By Bob Garver
“Captain Phillips” is a movie that gets progressively better. It starts out almost painfully bad and it builds to perhaps the best ending scene of the year. You’ll probably start off feeling pretty smug since the real-life story was big news back in 2009. Obviously, that gives the movie an element of predictability. But somewhere along the way your pride will shrink and your heart will swell. You’ll be actively rooting for Richard Phillips and you may just have some compassion left over for his abductors.

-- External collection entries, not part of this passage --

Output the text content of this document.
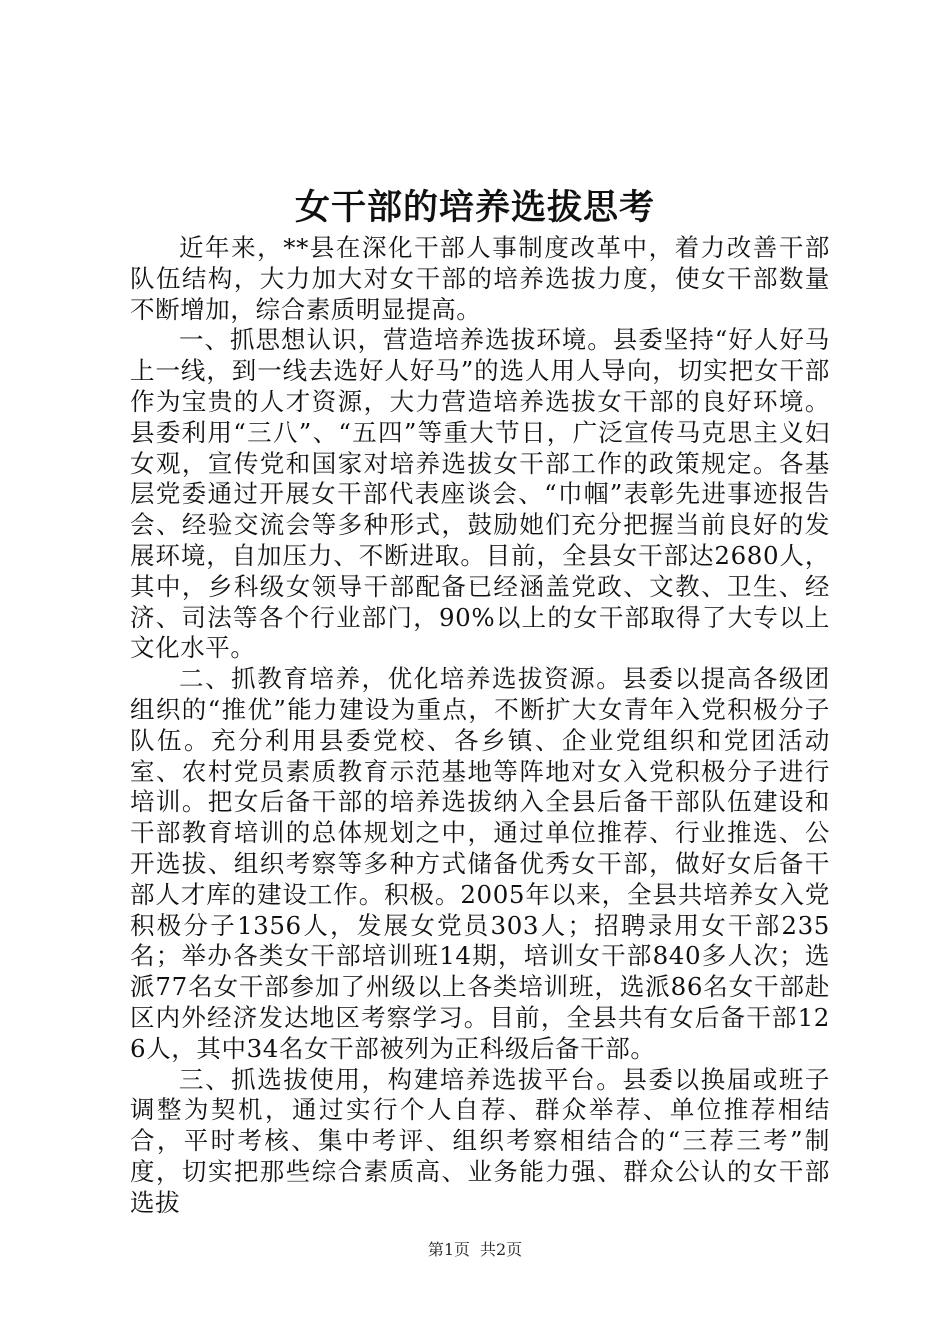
女干部的培养选拔思考

近年来，**县在深化干部人事制度改革中，着力改善干部队伍结构，大力加大对女干部的培养选拔力度，使女干部数量不断增加，综合素质明显提高。

一、抓思想认识，营造培养选拔环境。县委坚持“好人好马上一线，到一线去选好人好马”的选人用人导向，切实把女干部作为宝贵的人才资源，大力营造培养选拔女干部的良好环境。县委利用“三八”、“五四”等重大节日，广泛宣传马克思主义妇女观，宣传党和国家对培养选拔女干部工作的政策规定。各基层党委通过开展女干部代表座谈会、“巾帼”表彰先进事迹报告会、经验交流会等多种形式，鼓励她们充分把握当前良好的发展环境，自加压力、不断进取。目前，全县女干部达2680人，其中，乡科级女领导干部配备已经涵盖党政、文教、卫生、经济、司法等各个行业部门，90%以上的女干部取得了大专以上文化水平。

二、抓教育培养，优化培养选拔资源。县委以提高各级团组织的“推优”能力建设为重点，不断扩大女青年入党积极分子队伍。充分利用县委党校、各乡镇、企业党组织和党团活动室、农村党员素质教育示范基地等阵地对女入党积极分子进行培训。把女后备干部的培养选拔纳入全县后备干部队伍建设和干部教育培训的总体规划之中，通过单位推荐、行业推选、公开选拔、组织考察等多种方式储备优秀女干部，做好女后备干部人才库的建设工作。积极。2005年以来，全县共培养女入党积极分子1356人，发展女党员303人；招聘录用女干部235名；举办各类女干部培训班14期，培训女干部840多人次；选派77名女干部参加了州级以上各类培训班，选派86名女干部赴区内外经济发达地区考察学习。目前，全县共有女后备干部126人，其中34名女干部被列为正科级后备干部。

三、抓选拔使用，构建培养选拔平台。县委以换届或班子调整为契机，通过实行个人自荐、群众举荐、单位推荐相结合，平时考核、集中考评、组织考察相结合的“三荐三考”制度，切实把那些综合素质高、业务能力强、群众公认的女干部选拔

第1页 共2页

The film follows the plight of Captain Richard Phillips (Tom Hanks) as he fights to protect his ship and then himself from Somali pirates. We don’t get much of a feel for his personality; we see him with his wife for about a minute, he mentions a son with a questionable work ethic, he has his crew work harder than they’d like; the film doesn’t paint much of a picture. We sure know he’s from Vermont though, because Hanks plays him with a thick, distracting accent. It becomes less of a distraction as the film goes on, I can’t say if this is because I just got acclimatized to it or if Vermont accents disappear when one is terrified.
We get a welcome break from Phillips’ boring routine as the film establishes the pirates, led by Muse (Barkhad Abdi). There’s some debate over how much control Somali pirates have in their choice of livelihood. The film sees Muse’s village threatened by a warlord’s goons to make a piracy quota or else. Later in the film Muse and his men talk of bringing in millions of dollars, and they don’t seem to be thinking of a better life, they’re thinking of a single good meal and buying some time from the warlord. These men are doomed in a way that may have nothing to do with being defeated by our heroes.
The pirates attack Phillips’ cargo ship, not even sure of what they want to do once they’re onboard. Phillips does what he can to get them to go away. He offers them money, he offers them a lifeboat, he even wounds one of them and suggests the others take him to go get treated. The method of the injury is taken straight out of “Die Hard,” and I was ready to proclaim this scene derivative until I realized that it is perfectly reasonable to believe that Phillips and his crew have seen the film and used one of its better ideas.
The pirates realize that they can’t control the entire ship so they head out on a lifeboat with Phillips as a hostage. Phillips proves even more resourceful, playing mind games to get water, send out help signals, and even turn the pirates against each other. The situation attracts the attention of the U.S. Navy, which the pirates consider a good thing since these can be the people who get them their ransom money. The Navy of course has different plans and stages a daring rescue reminiscent of the climactic sequence of “Zero Dark Thirty.”
Both Phillips and the pirates become more interesting as their desperation grows. Phillips’s calm exterior slowly fades away as his resilience is tested and the pirates, who weren’t exactly calm in the first place, really go crazy. It all leads to multiple acts of deadly force, followed by a scene that is much less violent and yet much more haunting. This final scene more than makes up for any complaints I had about Hanks’ accent at the beginning of the movie. “Captain Phillips” may build suspense slowly, but it will win you over in the end.
Three Stars out of Five.
“Captain Phillips” is rated PG-13 for sustained intense sequences of menace, some violence with bloody images, and for substance abuse. Its running time is 134 minutes.